Тогда Кумий понял, что это женщина-гвардеец.
Кумий ощутил бешеное биение крови в висках, ему казалось — голова лопнет. Сейчас лопнет и…
— Я — Верма, — сказала женщина в броне-нагруднике с мечом у пояса. — Из охраны Дома весталок. Меня прислала Валерия.
— Вот и хорошо, и хорошо, — залепетал Кумий и погладил себя по груди, успокаивая сердце, как встревоженную кошку. — Я ждал… я рад… я готов…
К чему готов? Что такое он мелет! Он замолчал и вопросительно глянул на Верму. Несмотря на странный наряд, женщина казалась красивой.
— Эти дары прислала Валерия. — Она поставила корзину на стол и уронила чашу. Предпоследнюю.
Кумий кинулся поднимать ее и замер, глядя на стройные ноги Вермы.
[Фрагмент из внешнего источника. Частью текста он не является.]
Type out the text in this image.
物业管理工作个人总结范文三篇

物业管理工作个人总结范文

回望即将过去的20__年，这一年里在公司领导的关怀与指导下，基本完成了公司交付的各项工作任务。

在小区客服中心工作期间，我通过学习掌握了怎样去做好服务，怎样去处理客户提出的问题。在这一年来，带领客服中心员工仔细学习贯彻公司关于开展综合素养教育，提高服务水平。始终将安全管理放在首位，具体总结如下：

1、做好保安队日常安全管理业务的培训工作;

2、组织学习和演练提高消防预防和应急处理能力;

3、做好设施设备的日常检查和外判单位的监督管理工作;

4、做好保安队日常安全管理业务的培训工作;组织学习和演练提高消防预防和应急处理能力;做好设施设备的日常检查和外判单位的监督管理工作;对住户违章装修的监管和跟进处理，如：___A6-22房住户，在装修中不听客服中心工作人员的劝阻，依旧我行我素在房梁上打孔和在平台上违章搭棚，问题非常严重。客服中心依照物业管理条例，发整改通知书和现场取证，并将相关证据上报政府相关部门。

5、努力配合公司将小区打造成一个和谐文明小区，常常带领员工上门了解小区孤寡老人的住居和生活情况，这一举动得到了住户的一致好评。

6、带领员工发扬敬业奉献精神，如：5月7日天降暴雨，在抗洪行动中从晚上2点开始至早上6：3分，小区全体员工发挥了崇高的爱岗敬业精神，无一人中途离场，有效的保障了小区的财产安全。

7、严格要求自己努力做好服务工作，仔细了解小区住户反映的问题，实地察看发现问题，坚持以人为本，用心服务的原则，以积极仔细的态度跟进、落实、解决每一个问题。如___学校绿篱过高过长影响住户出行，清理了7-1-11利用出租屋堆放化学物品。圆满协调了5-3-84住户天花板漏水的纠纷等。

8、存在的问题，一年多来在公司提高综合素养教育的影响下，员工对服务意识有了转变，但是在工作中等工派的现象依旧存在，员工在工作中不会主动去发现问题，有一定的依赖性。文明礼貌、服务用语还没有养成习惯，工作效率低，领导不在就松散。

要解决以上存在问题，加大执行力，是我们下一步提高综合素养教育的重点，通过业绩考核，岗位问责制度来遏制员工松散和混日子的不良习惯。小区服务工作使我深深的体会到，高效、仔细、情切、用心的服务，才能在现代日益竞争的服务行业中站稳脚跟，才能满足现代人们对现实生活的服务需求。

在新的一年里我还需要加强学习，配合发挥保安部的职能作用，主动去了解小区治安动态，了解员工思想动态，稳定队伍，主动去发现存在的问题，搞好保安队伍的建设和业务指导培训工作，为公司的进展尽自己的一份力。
Красная туника выше колен ей очень шла.
— А что, гвардейцы из охраны Дома так же целомудренны, как и весталки? — спросил он, собирая осколки, но при этом умудряясь искоса поглядывать на ноги Вермы.
Быть наглее и настойчивее Кумий пока опасался — эта женщина могла размазать его по стене — буквально.
— Кто как. — Верма выкрутила из машинки начатый лист, пробежала глазами строки.
— А ты?
Она смерила его взглядом свысока (в смысле самом прямом) и ничего не ответила. Кумию показалось, что взгляд этот впечатал его в пол. Поэт решил не торопить события.
— Валерия предлагает отдать рукописи ей. В Доме весталок они будут в большей сохранности.
Кумий кашлянул.
— Не получится. Дело в том… что… ну… мои сочинения не для Дома весталок. Я их спрячу в надежном месте. А домну Валерию поблагодари, — добавил он с поспешностью.
— Как знаешь. — Верма отложила страницу.
— Отужинаем вместе? Поболтаем о литературе и о преторианской гвардии.
— Только не о гвардии, — запротестовала Верма.
— Хорошо, поговорим о любви. Теперь Верма не возражала. Она сняла броненагрудник и перевязь с мечом. Кумий не мог оторвать взгляда от рельефных мускулов на ее руках, пока она вынимала из корзины холодную телятину, фрукты и запечатанные бутылки вина. А талия у гостьи была тонкой, и грудь очень даже заметно круглилась под военной туникой.
— Ты — самый красивый преторианец, которого я когда-либо видел, — не удержался Кумий от комплимента.
Чаша оставалась всего одна. Пришлось зайти к соседке и занять у нее две простенькие стеклянные чаши. Не разливать же фалерн в презренную глину.
Для пущей таинственности Кумий зажег свечи. Впрочем, электричество на его чердаке уже месяц как отключили за неуплату. И так они сидели вдвоем при свечах — сочинитель и женщина-гвардеец, пили фалерн и ни о чем не говорили. Даже о любви. Верма никогда прежде не общалась с сочинителями и боялась показаться невеждой. А Кумию было так хорошо что он оставил обычную свою болтливость. Он лишь любовался длинной, будто выточенной из мрамора шеей Вермы и ее манерой встряхивать волосами.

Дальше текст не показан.